Quote from: jhkimIs any game totally lacking in any verisimilitude?  How exactly do you draw an objective line between a game which has verisimilitude and one which doesn't?  What if a game is perfectly in line with verisimilitude for me, but I don't like it's drowning mechanic.  Should I then call it un-verisimilitudinal?

First, you'll notice that unlike saying that GURPS is "realistic", people generally won't say, GURPS is "verisimilar".  I think that verisimilitude is more clearly an objective or goal, not a binary assessment, thus it is closer to "realism" than "realistic".  

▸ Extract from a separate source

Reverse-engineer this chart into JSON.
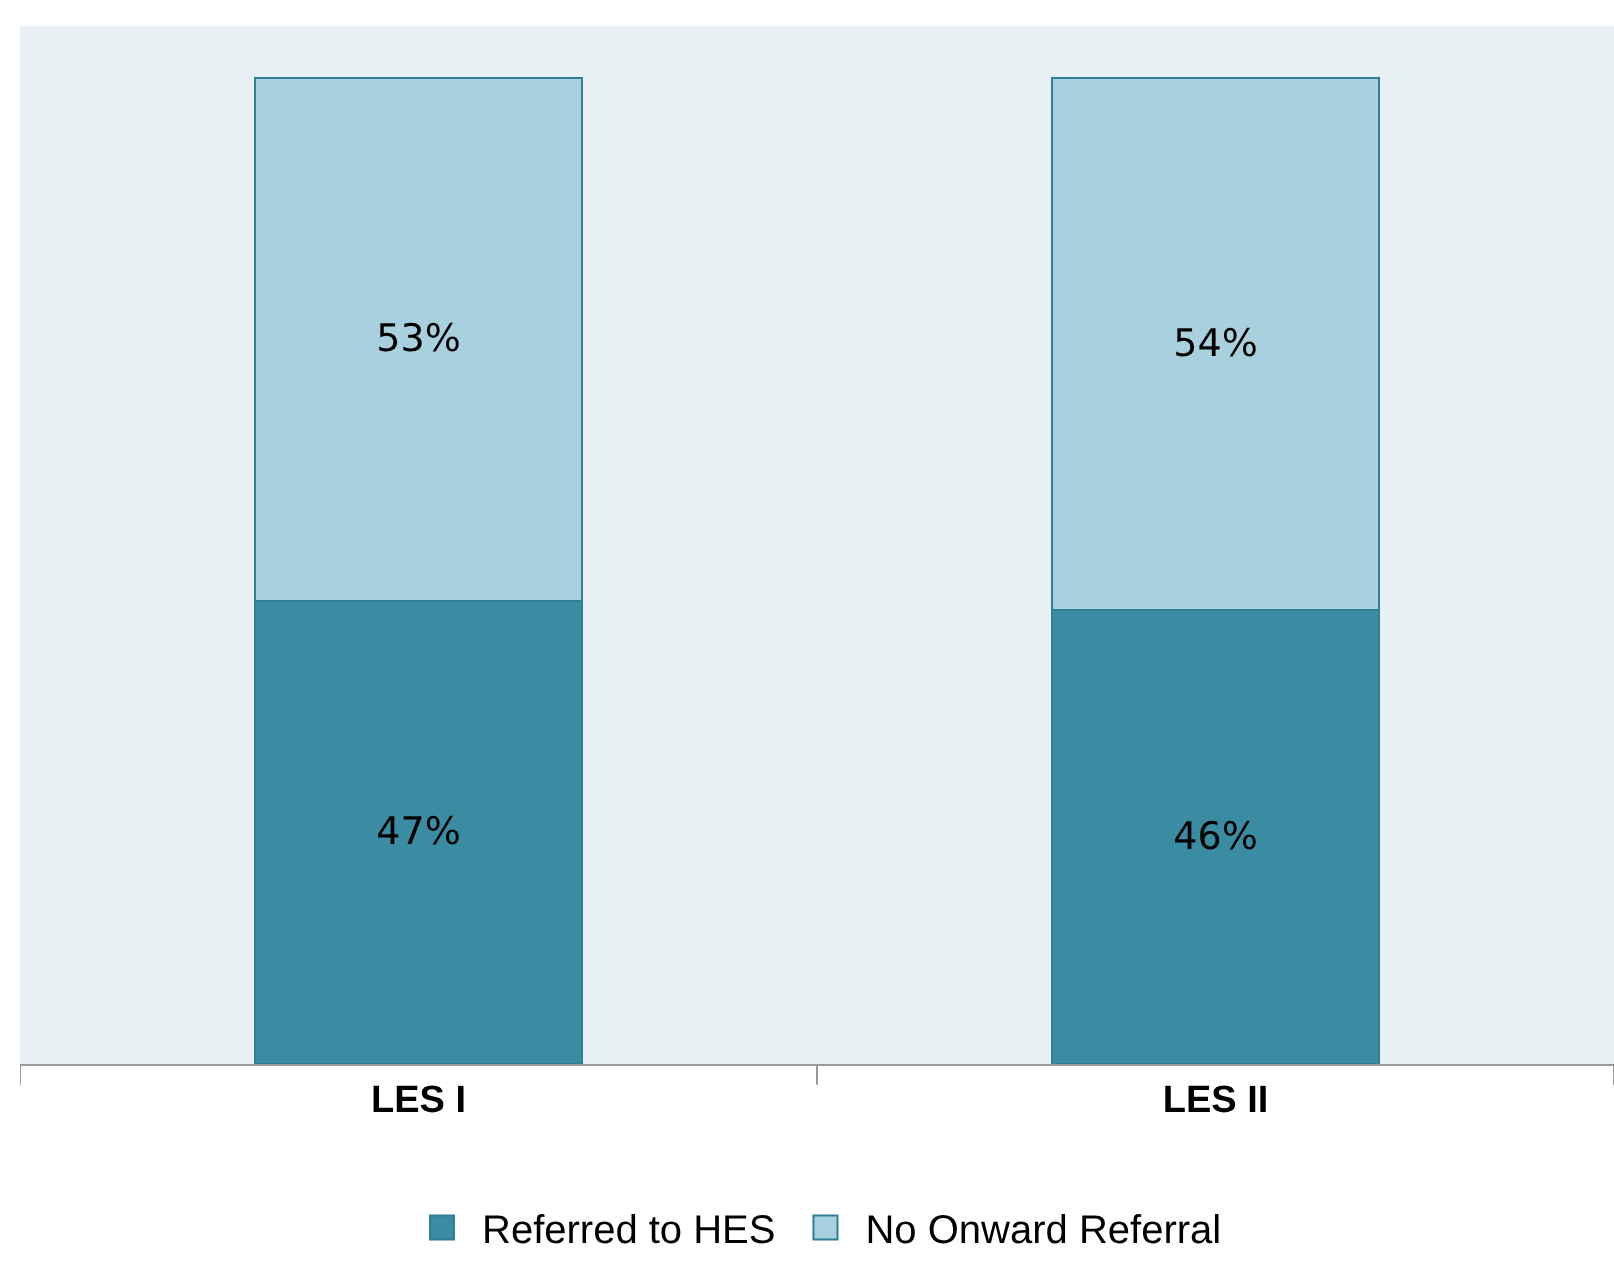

Second, the line between a game that has verisimilitude and a game that doesn't is entirely subjective.  I think that's a feature, not a bug, because I think that the terms "realism" and "realistic" create an illusion that the assessment of realilsm in a game is objective when, in fact, it's usually subjective.  It's not that there is no objective reality.  The problem is that we experience objective reality subjectively, thus our assessment of what is or isn't real is subjective, especially when dealing with abstractions.  

I would agree that "verisimilitude" doesn't capture everything you are talking about wanting in a "realistic" game.  Part of what you seem to be talking about is using real world facts, ideas, and events as elements of a setting or a model for setting elements.  But I'm not sure the term "realism" captures that well, either.  Is GURPS' Yrth more "realistic", because it includes Christianity and Medieval Earth crossovers, than Middle Earth?  Is Time Bandits more "realistic" than The Dark Crystal just because they visit Agamemnon?  Is the recent Pearl Harbor movie more "realistic" than 2001, a Space Odyssey because it's about a historical event?

But what I'd really like to see is a reply to my longer post that addresses the more pactical problem of assessing a system or setting as being "realistic" or "unrealistic".  What are you actually assessing?